There’s no one correct answer. Instead, the emphasis is on strategic thinking, reasoning, and communication.

Here’s how it works:

  1. The teacher shares a problem or prompt.

  2. Students decide how they want to approach it.

  3. They explain why their method makes sense and how it works.

  4. The class discusses the variety of strategies, sometimes voting on the most effective, most creative, or clearest explanations.

There are no materials required. No boards. No laminated cards. Just thinking, talking, and learning.

Why It Works: The Research Connection

Metacognitive strategies, thinking about one’s own thinking, are among the most effective ways to improve student learning outcomes (Hattie, 2009). By asking students not just to solve, but to justify their approach, Choose Your Move invites students to engage in higher-order thinking aligned with Bloom’s Taxonomy and Webb’s Depth of Knowledge.

It also mirrors the idea of “productive struggle,” that sweet spot where students wrestle with ideas just enough to construct understanding. And when students hear peers explain diverse strategies, it builds conceptual flexibility and vocabulary in ways that direct instruction often cannot.

Practical Examples Across Disciplines

The beauty of Choose Your Move is that it works in nearly any subject area:

Math

Prompt: “What’s the best way to solve 49 × 25?”

Possible student moves:

  • Break 25 into 20 + 5 (Distributive Property)

  • Multiply 50 × 25 and subtract 25 (Compensation)

  • Use the standard algorithm or an area model

English Language Arts

Prompt: Fix and improve: “The dog barked. It was loud.”

Possible student moves:

  • Combine sentences: “The dog barked loudly.”

  • Use more vivid verbs: “The dog let out a booming bark.”

  • Add detail/context: “The dog barked loudly when it saw a squirrel.”

Social Studies

Prompt: “Why did colonists seek independence?”

Possible student moves:

  • Talk about unfair taxes (Cause & Effect)

  • Compare to modern protests (Compare & Contrast)

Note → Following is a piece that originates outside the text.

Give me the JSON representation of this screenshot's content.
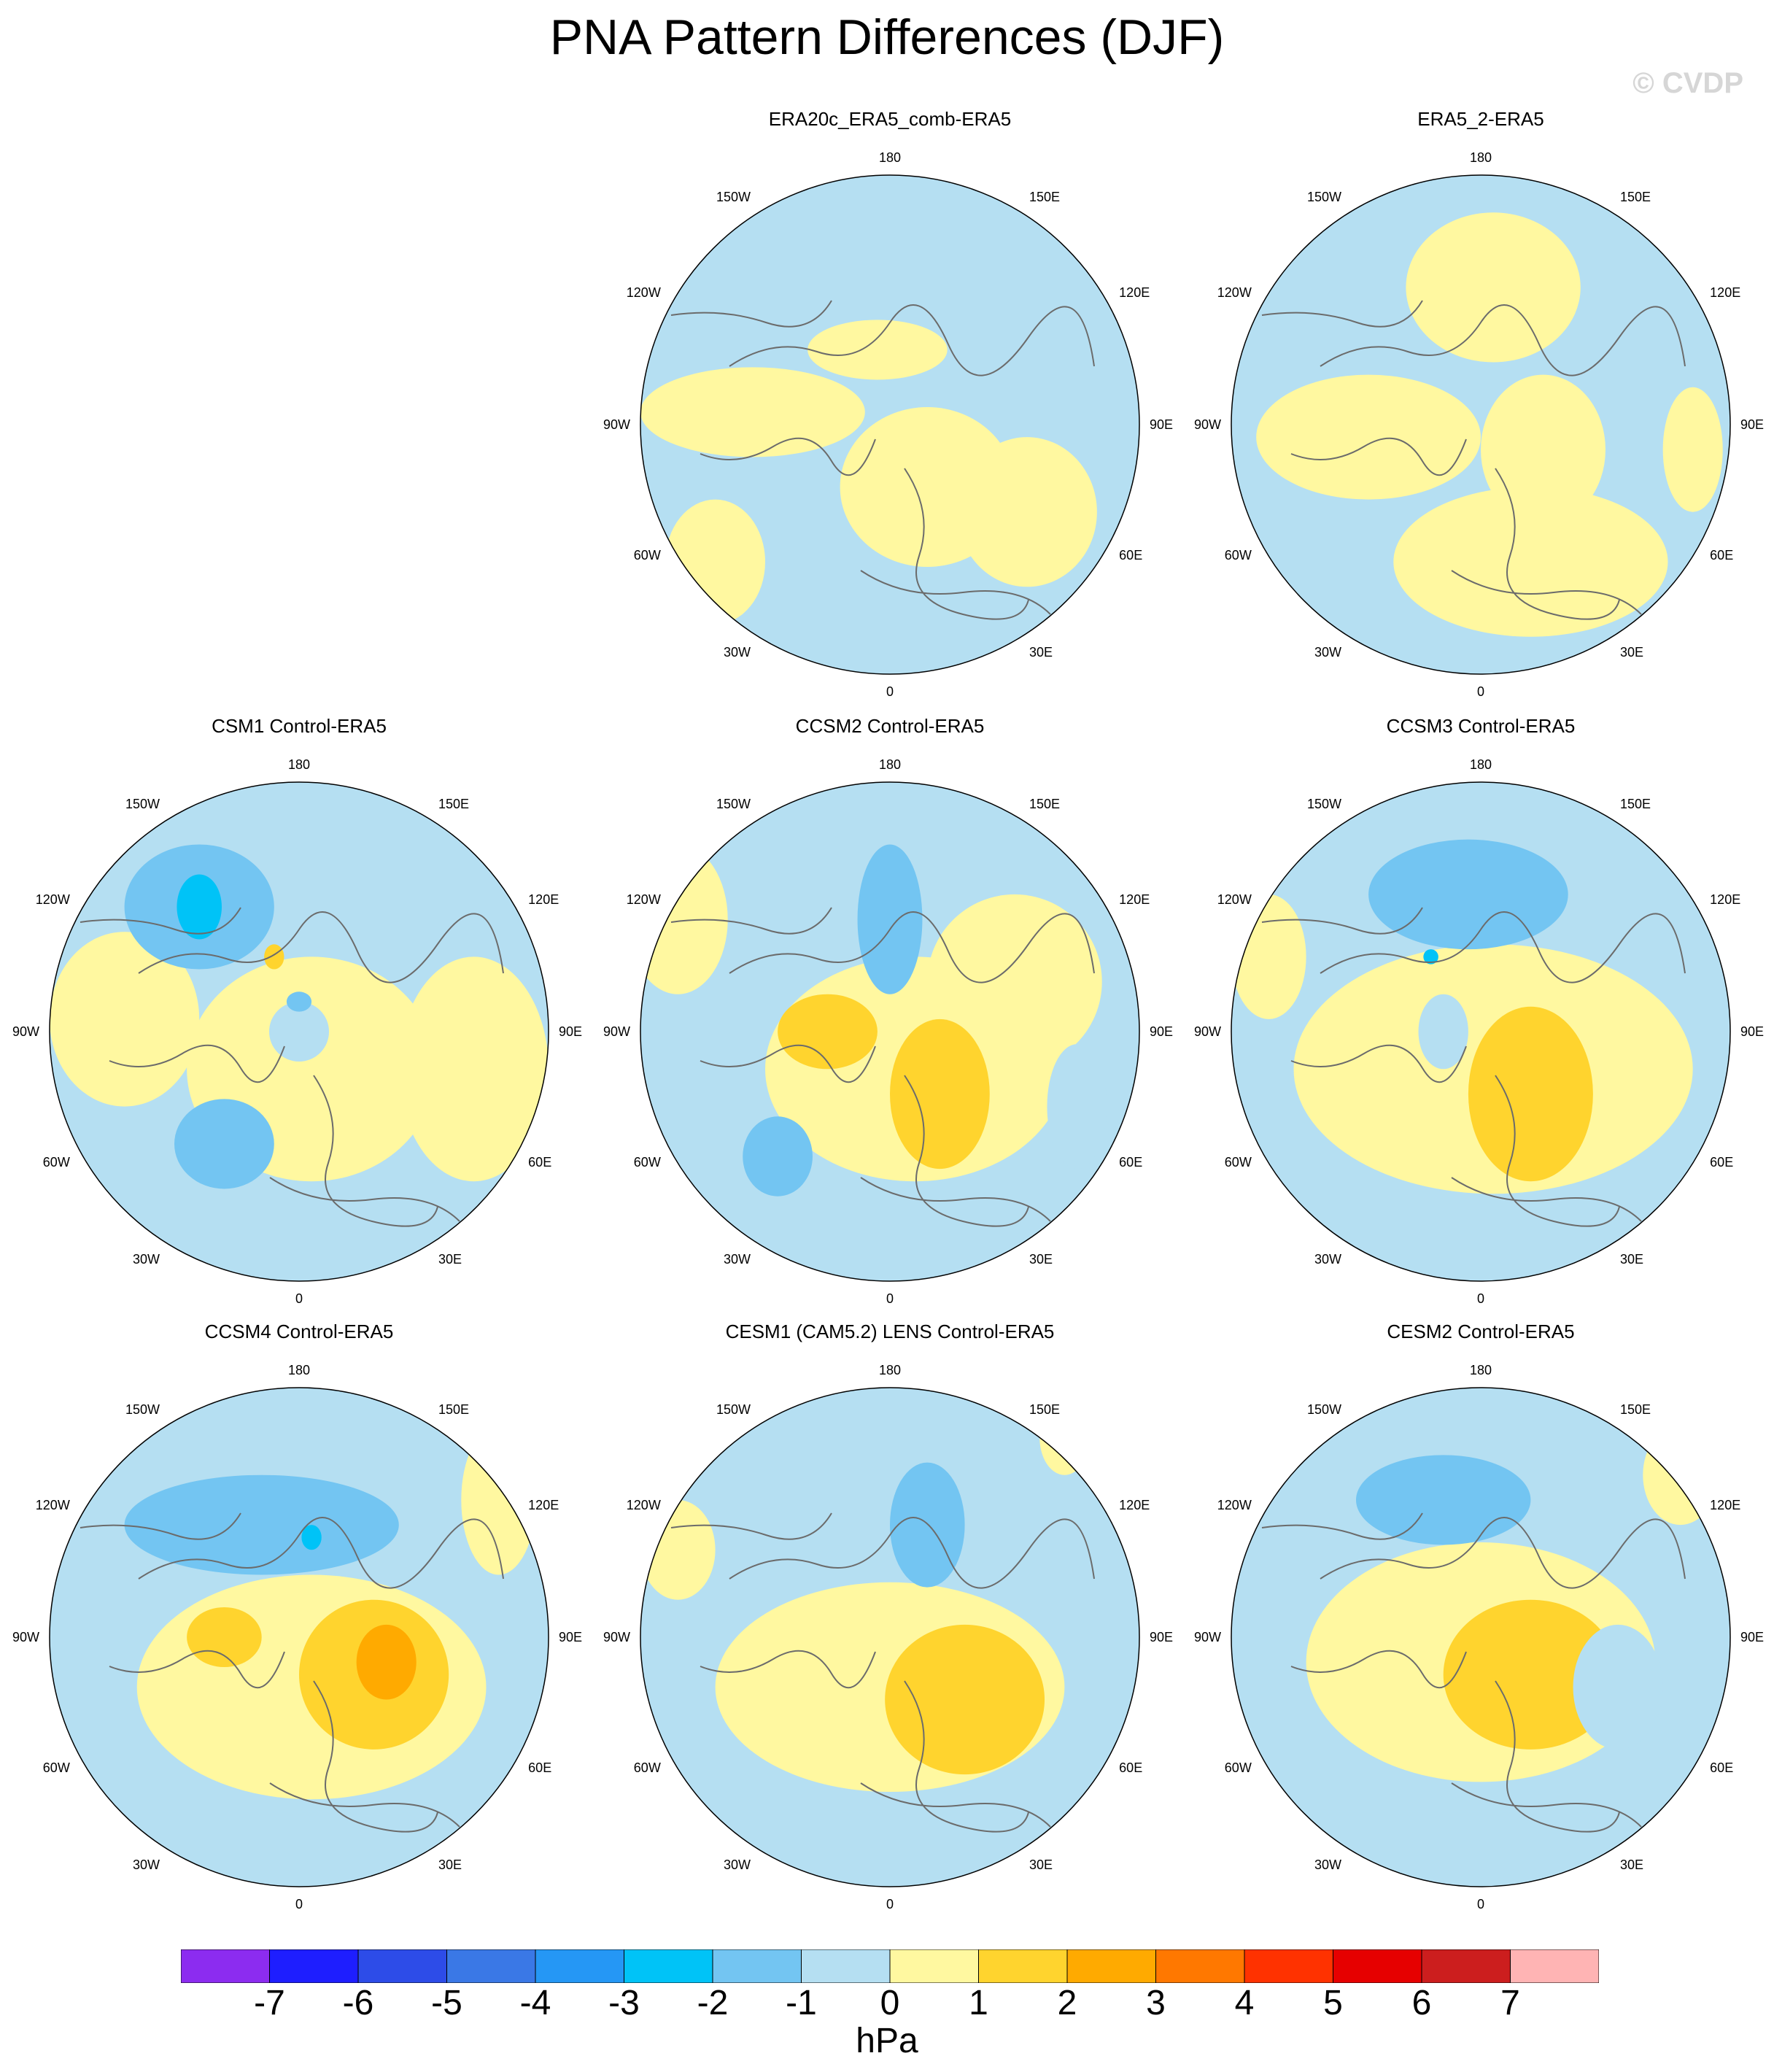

  • Use evidence from primary sources

Science

Prompt: “Why do penguins huddle together?”

Possible student moves:

  • Explain with adaptation

  • Describe energy conservation

  • Use ecosystem behavior

Implementing It Tomorrow

You can launch Choose Your Move tomorrow as a:

  • Warm-up: Pose one question and do a strategy share.

  • Exit ticket: Which strategy did you use today, and why?

  • Group discussion: Each team shares their “move” and reasoning.

To increase engagement:

  • Let students vote for the “most creative,” “most efficient,” or “best explained” strategy.

  • Rotate roles: explainer, challenger, note-taker.

  • Create a class “strategy wall” with favorite moves and when to use them.

Final Thoughts

What makes Choose Your Move so valuable is its balance between student autonomy and academic rigor. It’s a tool that honors multiple ways of thinking while building students’ capacity to explain, justify, and revise their approach. Plus, by framing learning as a collaborative game, it brings the joy and engagement of play into the classroom, making deep thinking feel like a challenge students want to take on.